In the proposed methodology, the Hilbert curve provides a better locality preserving representation in only a single dimension, i.e., either the time (HilbTime) or the electrodes (HilbElect) dimension. It would be in our interests to investigate the application of higher-dimensional curves that combine both dimensions for the generation of the sEMG image. Particularly, this would be beneficial to the case of electrode grids, where the input of the corresponding baseline approach is already a multi-channel image.

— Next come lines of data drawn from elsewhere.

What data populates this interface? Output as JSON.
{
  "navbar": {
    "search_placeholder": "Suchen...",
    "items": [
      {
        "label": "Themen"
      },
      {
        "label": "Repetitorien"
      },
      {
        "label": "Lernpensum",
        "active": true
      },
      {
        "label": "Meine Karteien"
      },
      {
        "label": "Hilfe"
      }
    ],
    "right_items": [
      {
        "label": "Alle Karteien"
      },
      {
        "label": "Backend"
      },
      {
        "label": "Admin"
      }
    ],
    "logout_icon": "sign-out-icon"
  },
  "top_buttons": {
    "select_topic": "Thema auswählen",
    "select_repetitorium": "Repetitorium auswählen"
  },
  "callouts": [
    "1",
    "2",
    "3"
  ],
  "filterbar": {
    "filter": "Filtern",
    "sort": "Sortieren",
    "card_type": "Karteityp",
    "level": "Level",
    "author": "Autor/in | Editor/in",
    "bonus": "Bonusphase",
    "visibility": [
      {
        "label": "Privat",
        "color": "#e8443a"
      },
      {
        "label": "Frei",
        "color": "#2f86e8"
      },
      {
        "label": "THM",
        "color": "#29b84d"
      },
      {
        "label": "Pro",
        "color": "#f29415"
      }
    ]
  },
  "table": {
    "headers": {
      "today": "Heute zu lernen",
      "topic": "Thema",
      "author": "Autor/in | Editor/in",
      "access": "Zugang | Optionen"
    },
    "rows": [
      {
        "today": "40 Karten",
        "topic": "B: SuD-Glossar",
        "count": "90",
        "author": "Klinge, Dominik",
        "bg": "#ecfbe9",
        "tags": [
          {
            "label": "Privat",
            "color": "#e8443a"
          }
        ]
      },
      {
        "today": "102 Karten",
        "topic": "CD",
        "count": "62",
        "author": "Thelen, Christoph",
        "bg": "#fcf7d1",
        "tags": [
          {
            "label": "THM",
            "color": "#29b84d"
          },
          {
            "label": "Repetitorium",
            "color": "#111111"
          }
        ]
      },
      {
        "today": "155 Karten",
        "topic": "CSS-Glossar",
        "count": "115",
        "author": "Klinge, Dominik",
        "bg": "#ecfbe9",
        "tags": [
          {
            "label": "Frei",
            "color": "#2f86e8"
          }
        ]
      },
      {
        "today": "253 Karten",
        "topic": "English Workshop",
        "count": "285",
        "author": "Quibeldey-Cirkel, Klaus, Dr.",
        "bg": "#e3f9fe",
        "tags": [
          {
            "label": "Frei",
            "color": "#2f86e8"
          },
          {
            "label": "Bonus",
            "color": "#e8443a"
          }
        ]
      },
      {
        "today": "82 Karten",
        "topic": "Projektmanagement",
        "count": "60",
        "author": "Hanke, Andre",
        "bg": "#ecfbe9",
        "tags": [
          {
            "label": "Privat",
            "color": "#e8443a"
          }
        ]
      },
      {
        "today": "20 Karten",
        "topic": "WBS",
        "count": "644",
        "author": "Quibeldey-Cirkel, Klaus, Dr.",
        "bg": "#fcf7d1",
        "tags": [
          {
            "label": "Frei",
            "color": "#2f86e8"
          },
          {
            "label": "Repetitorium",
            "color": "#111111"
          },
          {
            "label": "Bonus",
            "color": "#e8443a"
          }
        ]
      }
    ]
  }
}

Another drawback of the current approach might be the requirement for squared images with dimensions equal to powers of two, which limits the duration of the sequence to multiples of four. Though smaller sequences can be zero-padded or interpolated to match the required sequence length, experimentation is needed to evaluate the effect of these modifications. Future work will also investigate the generalization of the proposed Hilbert curve mapping to datasets with different configuration of sensors and set of gestures.

Conclusions

This paper investigated the generation of image representations of sEMG using the Hilbert fractal curve. The proposed methodology offers an alternative for the classification of sEMG patterns using image processing methods, while using the Hilbert curve offers the advantage of locality preservation. Two methods (HilbTime and HilbElect) were evaluated and showed superior performance across various networks compared to the window segmentation method (baseline). However, the benefit was smaller for models with many parameters. Then, we presented a model (MSHilbNet) with few trainable parameters that utilizes multiple scales of the initial Hilbert curve representation. The evaluation of this multi-scale topology suggested that in every case it performed better than regular topologies based on VGGNet, DenseNet and SqueezeNet. Finally, an analysis provided insights into the performance of the MSHilbNet architecture.